Yes, for odd $n$, the ring $(\mathbb Z/n)[i,j,k]$ is isomorphic to the ring of two-by-two matrices over $\mathbb Z/n$.
To explain this, it is better to write $\mathbb Z/n$ and $\mathbb Z/p$ rather than $\mathbb Z_n$ and $\mathbb Z_p$, because, in fact, the decisive statement concerns $p$-adic integers $\mathbb Z_p$, and we should reserve the notation for that.
What is true is that, using the notation for $p$-adic integers, for odd prime $p$, $\mathbb Z_p[i,j,k]$ is the full matrix ring over the $p$-adic integers $\mathbb Z_p$. Granting this for a moment, $(\mathbb Z/p^\ell)[i,j,k]$ is the image of $\mathbb Z_p[i,j,k]$ by mapping $p^\ell \mathbb Z_p$ to $0$, since $\mathbb Z_p/p^\ell \mathbb Z_p\approx \mathbb Z/p^\ell \mathbb Z$.
By Sun-Ze's theorem, the general $\mathbb Z/n$ is the sum of the $\mathbb Z/p^\ell$ where $p^\ell$ are the prime powers dividing $n$. Thus, for odd $n$, $(\mathbb Z/n)[i,j,k]$ is the sum of the corresponding rings for the $p^\ell$.
To prove that $\mathbb Z_p[i,j,k]$ is the full matrix ring, start with the point that $\mathbb Q_p[i,j,k]$ is the full matrix ring, for odd $p$. There are various proofs of this... For example, the surjectivity of norms on finite fields, together with Hensel's Lemma, proves that the quadratic form $a^2+b^2+c^2+d^2=\hbox{norm}(a+bi+cj+dk)$ has a non-trivial zero, so $\mathbb Q_p[i,j,k]$ is not a division ring.

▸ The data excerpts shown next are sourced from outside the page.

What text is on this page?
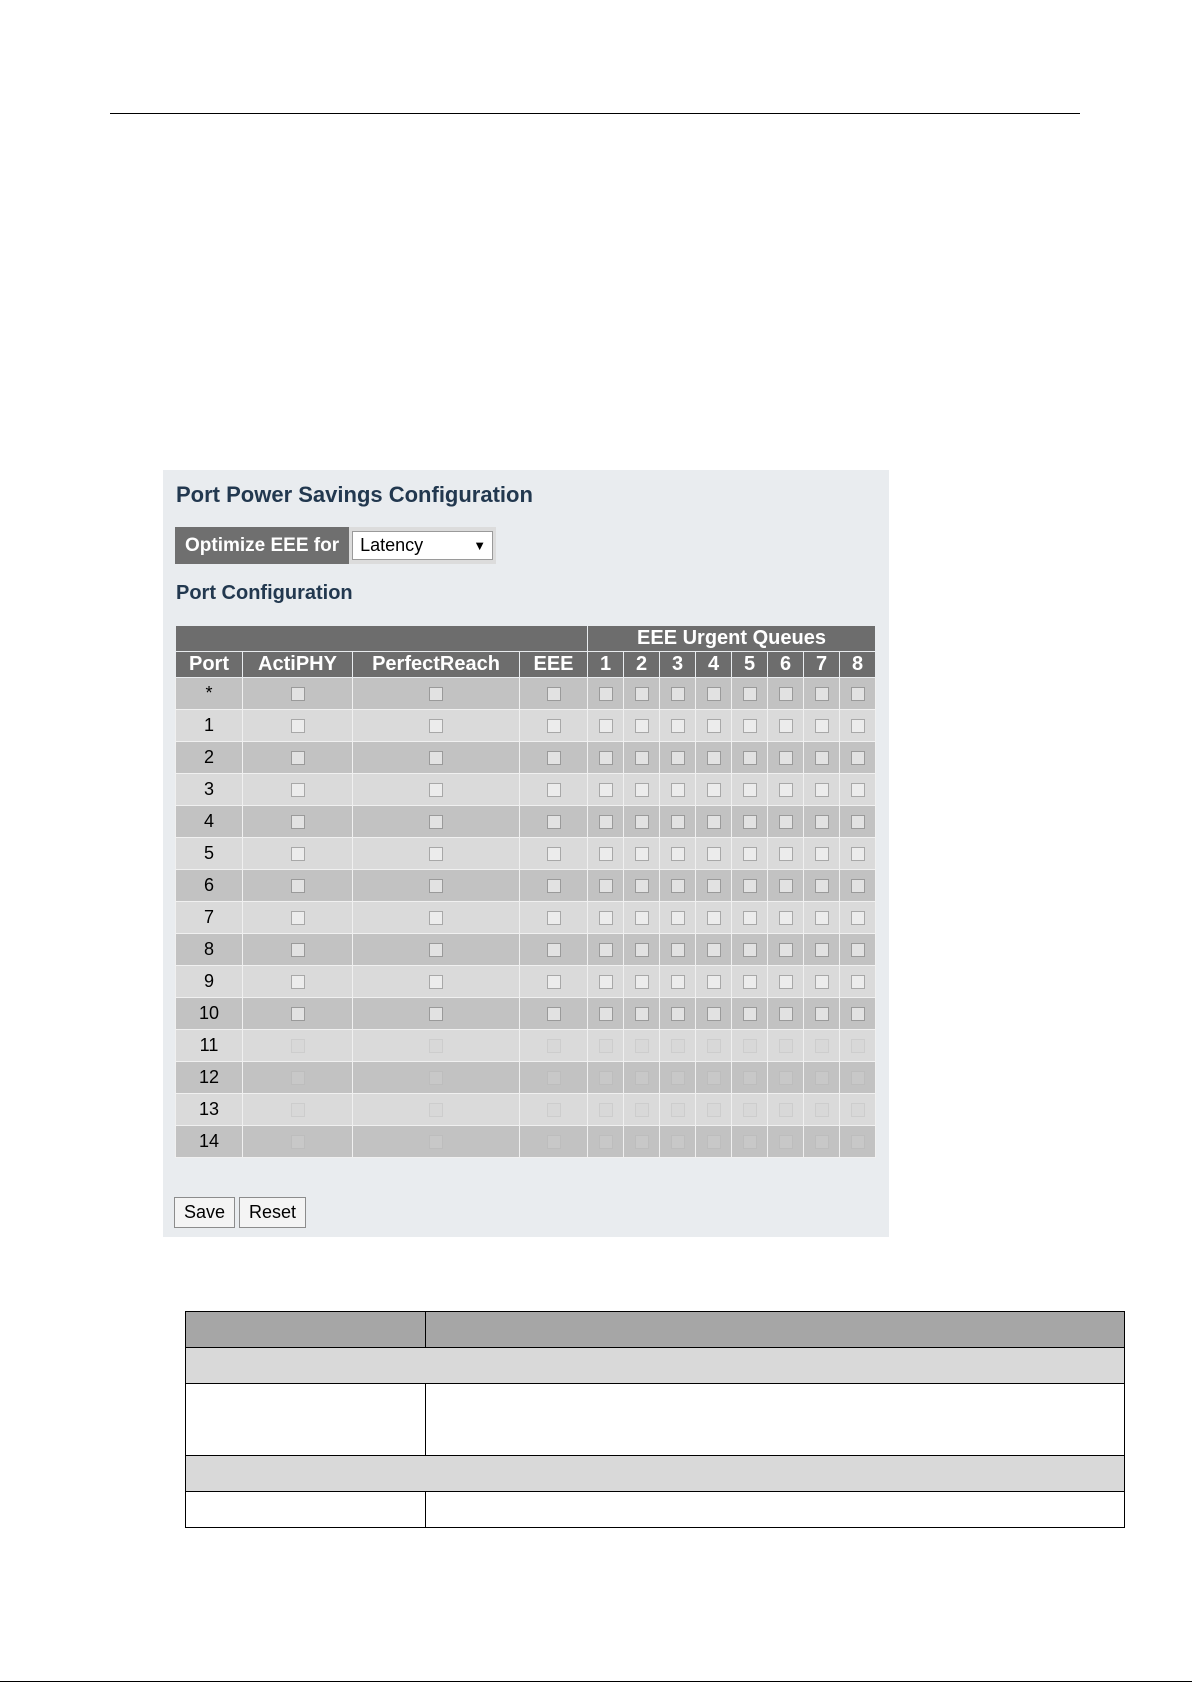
Port Power Savings Configuration
Optimize EEE for	Latency	▼
Port Configuration
				EEE Urgent Queues							
Port	ActiPHY	PerfectReach	EEE	1	2	3	4	5	6	7	8
*											
1											
2											
3											
4											
5											
6											
7											
8											
9											
10											
11											
12											
13											
14											
Save	Reset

The additional ingredient is that the ring of "Hurwitz integers" consisting of $\mathbb Z[i,j,k]$ with $(1+i+j+k)/2$ adjoined is Euclidean, in the appropriate sense for a non-commutative ring. "Locally" at odd primes $p$, the $1/2$ in the definition of the Hurwitz integers is a unit, so, locally, at odd primes, the $p$-adic version of the Hurwitz integers is the naive notion of local quaternion integers, $\mathbb Z_p[i,j,k]$. The rest of the discussion is just clean-up.